Un altro caso di Sla nel calcio, il dramma di Agatino Russo «Ho scoperto la malattia un anno fa. E in un primo momento mi sembrava impossibile. Purtroppo dopo tutte le visite e gli esami diagnostici, mi è stato dato questo verdetto, Sclerosi Laterale Amiotrofica, che non ho ancora accolto molto bene». A Non Solo Sport, programma sportivo della Radio Vaticana, la richiesta di aiuto di un ex calciatore di Ternana e Narnese, difensore, Agatino Russo, 58 anni, rappresentate di occhiali, colpito da SLA, la Sclerosi Laterale Amiotrofica.

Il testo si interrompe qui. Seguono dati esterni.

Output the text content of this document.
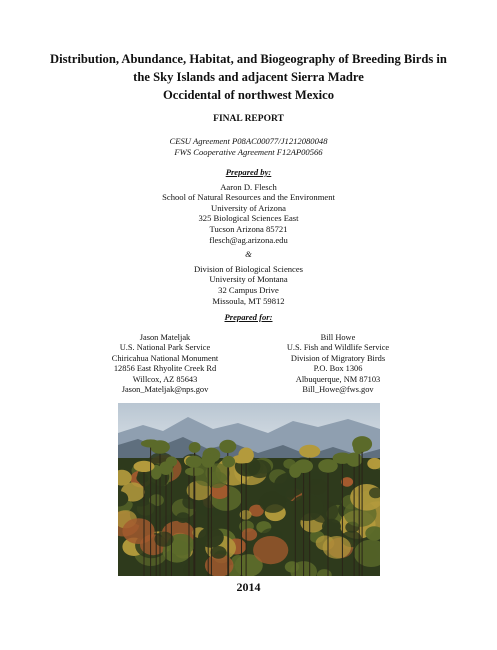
Distribution, Abundance, Habitat, and Biogeography of Breeding Birds in
the Sky Islands and adjacent Sierra Madre
Occidental of northwest Mexico
FINAL REPORT
CESU Agreement P08AC00077/J1212080048
FWS Cooperative Agreement F12AP00566
Prepared by:
Aaron D. Flesch
School of Natural Resources and the Environment
University of Arizona
325 Biological Sciences East
Tucson Arizona 85721
flesch@ag.arizona.edu
&
Division of Biological Sciences
University of Montana
32 Campus Drive
Missoula, MT 59812
Prepared for:
Jason Mateljak
U.S. National Park Service
Chiricahua National Monument
12856 East Rhyolite Creek Rd
Willcox, AZ 85643
Jason_Mateljak@nps.gov
Bill Howe
U.S. Fish and Wildlife Service
Division of Migratory Birds
P.O. Box 1306
Albuquerque, NM 87103
Bill_Howe@fws.gov
2014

«Sto vivendo due drammi: uno esistenziale perchè ho interrotto il lavoro, non ho raggiunto i limiti di età pensionabile con tutte le problematiche quotidiane di portare avanti una famiglia di sei persone, di cui quattro figli, con le bollette, l'affitto da pagare e da mangiare. In più il dramma di questa malattia che, purtroppo, ad oggi, non lascia scampo».

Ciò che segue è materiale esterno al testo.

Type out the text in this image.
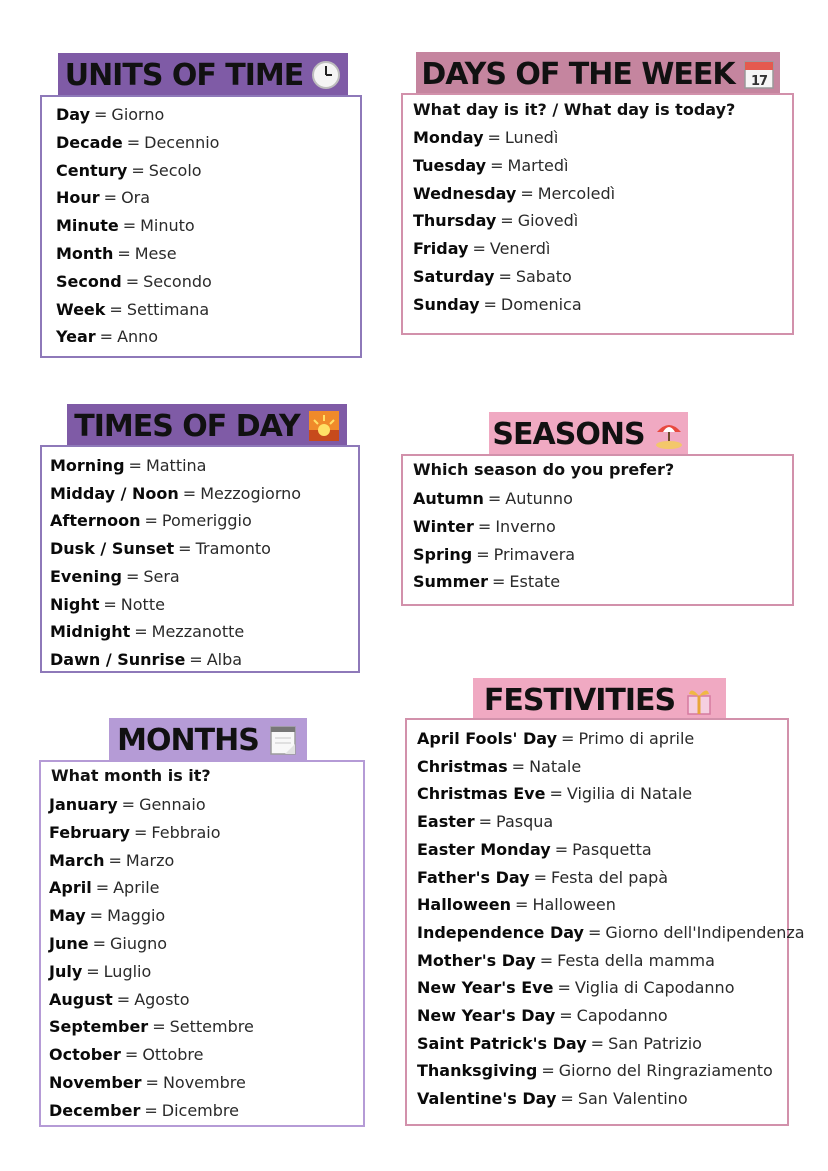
UNITS OF TIME
Day = Giorno
Decade = Decennio
Century = Secolo
Hour = Ora
Minute = Minuto
Month = Mese
Second = Secondo
Week = Settimana
Year = Anno
DAYS OF THE WEEK 17
What day is it? / What day is today?
Monday = Lunedì
Tuesday = Martedì
Wednesday = Mercoledì
Thursday = Giovedì
Friday = Venerdì
Saturday = Sabato
Sunday = Domenica
TIMES OF DAY
Morning = Mattina
Midday / Noon = Mezzogiorno
Afternoon = Pomeriggio
Dusk / Sunset = Tramonto
Evening = Sera
Night = Notte
Midnight = Mezzanotte
Dawn / Sunrise = Alba
SEASONS
Which season do you prefer?
Autumn = Autunno
Winter = Inverno
Spring = Primavera
Summer = Estate
MONTHS
What month is it?
January = Gennaio
February = Febbraio
March = Marzo
April = Aprile
May = Maggio
June = Giugno
July = Luglio
August = Agosto
September = Settembre
October = Ottobre
November = Novembre
December = Dicembre
FESTIVITIES
April Fools' Day = Primo di aprile
Christmas = Natale
Christmas Eve = Vigilia di Natale
Easter = Pasqua
Easter Monday = Pasquetta
Father's Day = Festa del papà
Halloween = Halloween
Independence Day = Giorno dell'Indipendenza
Mother's Day = Festa della mamma
New Year's Eve = Viglia di Capodanno
New Year's Day = Capodanno
Saint Patrick's Day = San Patrizio
Thanksgiving = Giorno del Ringraziamento
Valentine's Day = San Valentino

«Sono stato sfrattato - spiega Russo - perché da quando mi sento male non ho posso pagare l'affitto. Tutti i miei risparmi di una vita sono andati per le cure e veramente non so più dove rivolgermi per essere aiutato. Mi ha fatto molto piacere vedere l'immagine di Borgonovo allo stadio di Firenze, che lotta anche per me, per la malattia che porto. Con la differenza sostanziale, però, che io sto vivendo dei momenti terribili sia per la malattia, sia per affrontare la vita quotidiana. Sto lottando disperatamente perché questo mondo - che prima mi sembrava una cosa normale - ora lo vedo come una cosa che non posso lasciare. Tanto più che non posso lasciare i miei figli e mia moglie. Per cui farà il possibile per sconfiggere la malattia, anche se mi rendo conto che è una cosa molto difficile, se non impossibile».
«Nel periodo in cui militavo nelle giovanili della Ternana, dove giocava anche Longobucco poi passato alla Juventus - ricorda Russo - c'erano anche quattro compagni oggi deceduti, tutti in giovane età, non per la Sla ma per tumori al fegato, ai reni, al pancreas. Facevano parte del gruppo in cui ci allenavamo. Quando andavamo in ritiro con la prima squadra, a fine allenamento, ci davano delle bocce. Sapevo che erano integratori, anti faticanti e alcune volte delle pillole per superare lo sforzo. Non ricordo di aver preso altre cose. Mi faccio portavoce tramite la Radio Vaticana per aiutare la ricerca medica a trovare una soluzione, per sapere da cosa dipende la Sla e trovare una possibile cura».